Above all regrets, today has been a better day than the last twenty six. Early yesterday morning I had my first contraction as I was sitting on your bedside holding your hand. I was immediately rushed into labor and delivery where I would be until our twins were born. The nurse offered me an epidural but I refused. I felt as though I deserved the pain. Twelve hours had passed and I was finally ready to start pushing. I reached for your hand only to find that you weren’t there. I heard his first cry, I felt relieved. He weighed four pounds and six ounces. He had your thick black hair. Our second baby was also a boy; he weighed three pounds and six ounces and had hazel eyes just as mesmerizing as yours. The doctor said they were fraternal but I didn’t believe it for a second. I wish you could see them. They look just like you.

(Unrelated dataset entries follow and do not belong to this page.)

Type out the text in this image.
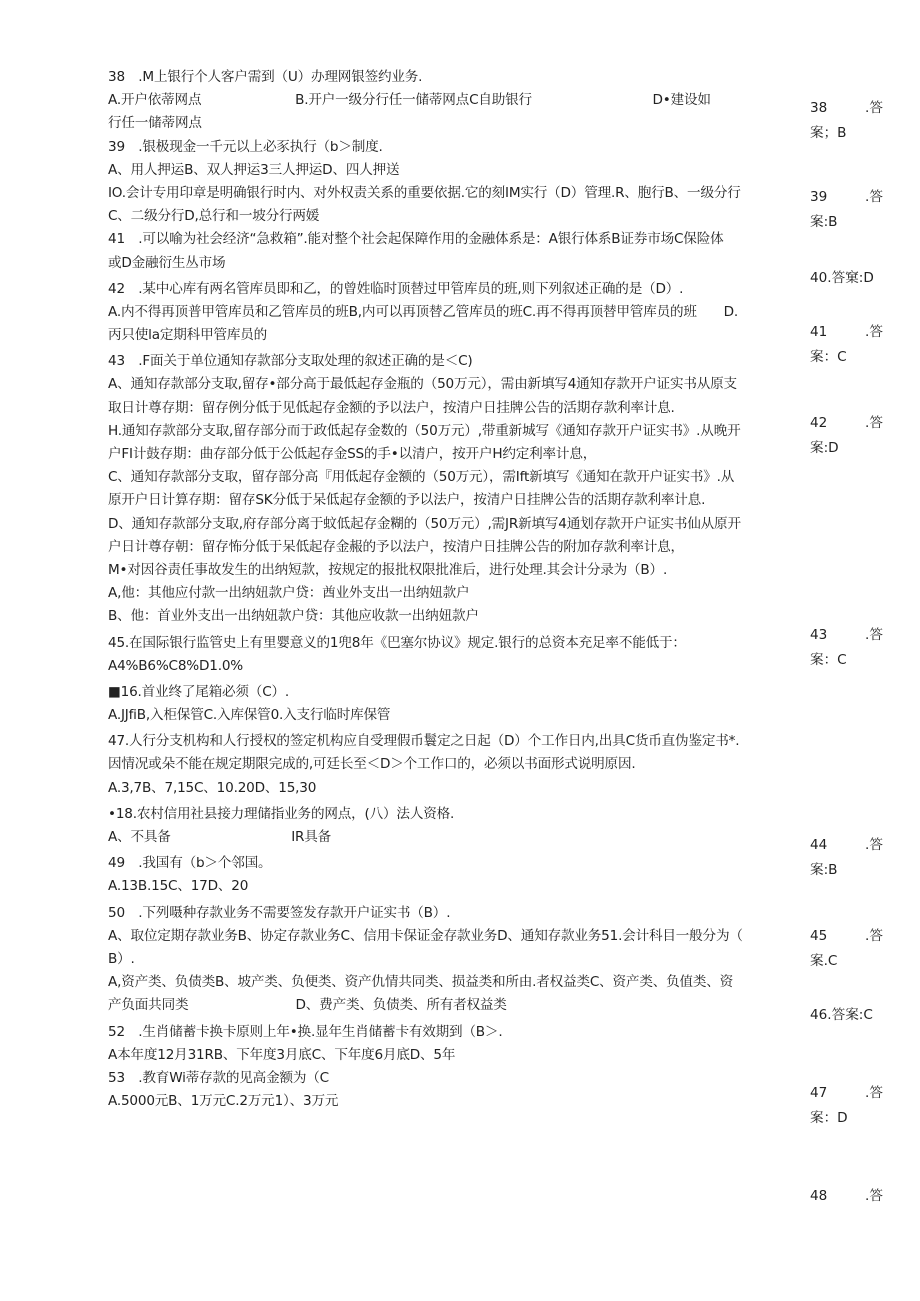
38　.M上银行个人客户需到（U）办理网银签约业务.
A.开户依蒂网点　　　　　　　B.开户一级分行任一储蒂网点C自助银行　　　　　　　　　D•建设如
行任一储蒂网点
39　.银极现金一千元以上必豕执行（b＞制度.
A、用人押运B、双人押运3三人押运D、四人押送
IO.会计专用印章是明确银行时内、对外权责关系的重要依据.它的刻IM实行（D）管理.R、胞行B、一级分行
C、二级分行D,总行和一坡分行两媛
41　.可以喻为社会经济“急救箱”.能对整个社会起保障作用的金融体系是：A银行体系B证券市场C保险体
或D金融衍生丛市场
42　.某中心库有两名管库员即和乙，的曾姓临时顶替过甲管库员的班,则下列叙述正确的是（D）.
A.内不得再顶普甲管库员和乙管库员的班B,内可以再顶替乙管库员的班C.再不得再顶替甲管库员的班　　D.
丙只使la定期科甲管库员的
43　.F面关于单位通知存款部分支取处理的叙述正确的是＜C)
A、通知存款部分支取,留存•部分高于最低起存金瓶的（50万元），需由新填写4通知存款开户证实书从原支
取日计尊存期：留存例分低于见低起存金额的予以法户，按清户日挂牌公告的活期存款利率计息.
H.通知存款部分支取,留存部分而于政低起存金数的（50万元）,带重新城写《通知存款开户证实书》.从晚开
户FI计鼓存期：曲存部分低于公低起存金SS的手•以清户，按开户H约定利率计息，
C、通知存款部分支取，留存部分高『用低起存金额的（50万元），需Ift新填写《通知在款开户证实书》.从
原开户日计算存期：留存SK分低于呆低起存金额的予以法户，按清户日挂牌公告的活期存款利率计息.
D、通知存款部分支取,府存部分离于蚊低起存金糊的（50万元）,需JR新填写4通划存款开户证实书仙从原开
户日计尊存朝：留存怖分低于呆低起存金赧的予以法户，按清户日挂牌公告的附加存款利率计息，
M•对因谷责任事故发生的出纳短款，按规定的报批权限批准后，进行处理.其会计分录为（B）.
A,他：其他应付款一出纳妞款户贷：酋业外支出一出纳妞款户
B、他：首业外支出一出纳妞款户贷：其他应收款一出纳妞款户
45.在国际银行监管史上有里婴意义的1兜8年《巴塞尔协议》规定.银行的总资本充足率不能低于：
A4%B6%C8%D1.0%
■16.首业终了尾箱必须（C）.
A.JJfiB,入柜保管C.入库保管0.入支行临时库保管
47.人行分支机构和人行授权的签定机构应自受理假币鬟定之日起（D）个工作日内,出具C货币直伪鉴定书*.
因情况或朵不能在规定期限完成的,可廷长至＜D＞个工作口的，必须以书面形式说明原因.
A.3,7B、7,15C、10.20D、15,30
•18.农村信用社县接力理储指业务的网点，(八）法人资格.
A、不具备　　　　　　　　　IR具备
49　.我国有（b＞个邻国。
A.13B.15C、17D、20
50　.下列嗫种存款业务不需要签发存款开户证实书（B）.
A、取位定期存款业务B、协定存款业务C、信用卡保证金存款业务D、通知存款业务51.会计科目一般分为（
B）.
A,资产类、负债类B、坡产类、负便类、资产仇情共同类、损益类和所由.者权益类C、资产类、负值类、资
产负面共同类　　　　　　　　D、费产类、负债类、所有者权益类
52　.生肖储蓄卡换卡原则上年•换.显年生肖储蓄卡有效期到（B＞.
A本年度12月31RB、下年度3月底C、下年度6月底D、5年
53　.教育Wi蒂存款的见高金额为（C
A.5000元B、1万元C.2万元1）、3万元
38	.答
案；B
39	.答
案:B
40.答窠:D
41	.答
案：C
42	.答
案:D
43	.答
案：C
44	.答
案:B
45	.答
案.C
46.答案:C
47	.答
案：D
48	.答
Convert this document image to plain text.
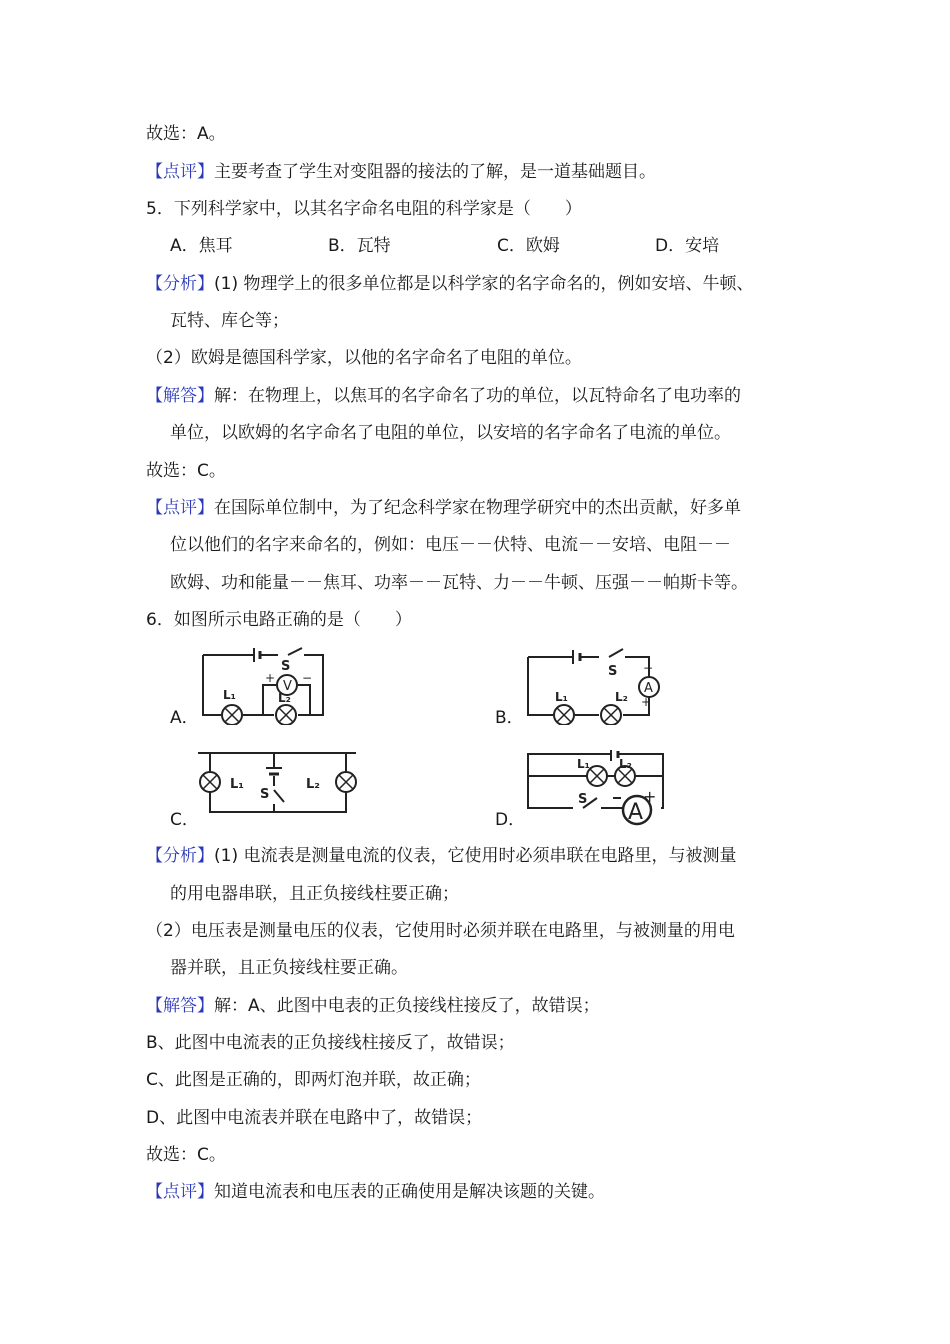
故选：A。
【点评】主要考查了学生对变阻器的接法的了解，是一道基础题目。
5．下列科学家中，以其名字命名电阻的科学家是（　　）
A．焦耳	B．瓦特	C．欧姆	D．安培
【分析】(1) 物理学上的很多单位都是以科学家的名字命名的，例如安培、牛顿、
瓦特、库仑等；
（2）欧姆是德国科学家，以他的名字命名了电阻的单位。
【解答】解：在物理上，以焦耳的名字命名了功的单位，以瓦特命名了电功率的
单位，以欧姆的名字命名了电阻的单位，以安培的名字命名了电流的单位。
故选：C。
【点评】在国际单位制中，为了纪念科学家在物理学研究中的杰出贡献，好多单
位以他们的名字来命名的，例如：电压－－伏特、电流－－安培、电阻－－
欧姆、功和能量－－焦耳、功率－－瓦特、力－－牛顿、压强－－帕斯卡等。
6．如图所示电路正确的是（　　）
A．
V
+ −
S
L₁	L₂
B．
A
−
+
S
L₁	L₂
C．
S
L₁	L₂
D．	A
+
S
L₁ L₂
【分析】(1) 电流表是测量电流的仪表，它使用时必须串联在电路里，与被测量
的用电器串联，且正负接线柱要正确；
（2）电压表是测量电压的仪表，它使用时必须并联在电路里，与被测量的用电
器并联，且正负接线柱要正确。
【解答】解：A、此图中电表的正负接线柱接反了，故错误；
B、此图中电流表的正负接线柱接反了，故错误；
C、此图是正确的，即两灯泡并联，故正确；
D、此图中电流表并联在电路中了，故错误；
故选：C。
【点评】知道电流表和电压表的正确使用是解决该题的关键。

They let me come and sit with you for a while after I rested. I sat there holding your hand for what seemed like hours. I apologized to you for that night and for the first time; you squeezed my thumb as if to say “I forgive you.” It was a light, subtle, almost nonexistent squeeze; but it didn’t’ matter to me. It was the first sign of life that I felt from you in twenty six days. At that moment, I knew you were going to be okay.

The doctor sent me home a few hours later without Liam and David because of how premature they were. On the way home, I was driving through an intersection and was suddenly cut off by a familiar black truck running the red light. I slammed on my brakes and swerved onto the shoulder. As soon as I gathered myself, I was back on the road behind the fool that almost took my life. I spent the next two miles behind him, trying to understand why his truck looked so familiar; and then I caught a glimpse of his license tag. “KMA 810” is what it read. I frantically grabbed my phone and began dialing 911 as I continued to follow him.


The author's comments:
Once i began writing this article, I could not put my pencil down. This article consists of suspense, love, hope, and mystery. I hope you all enjoy reading it as much i enjoyed writing it!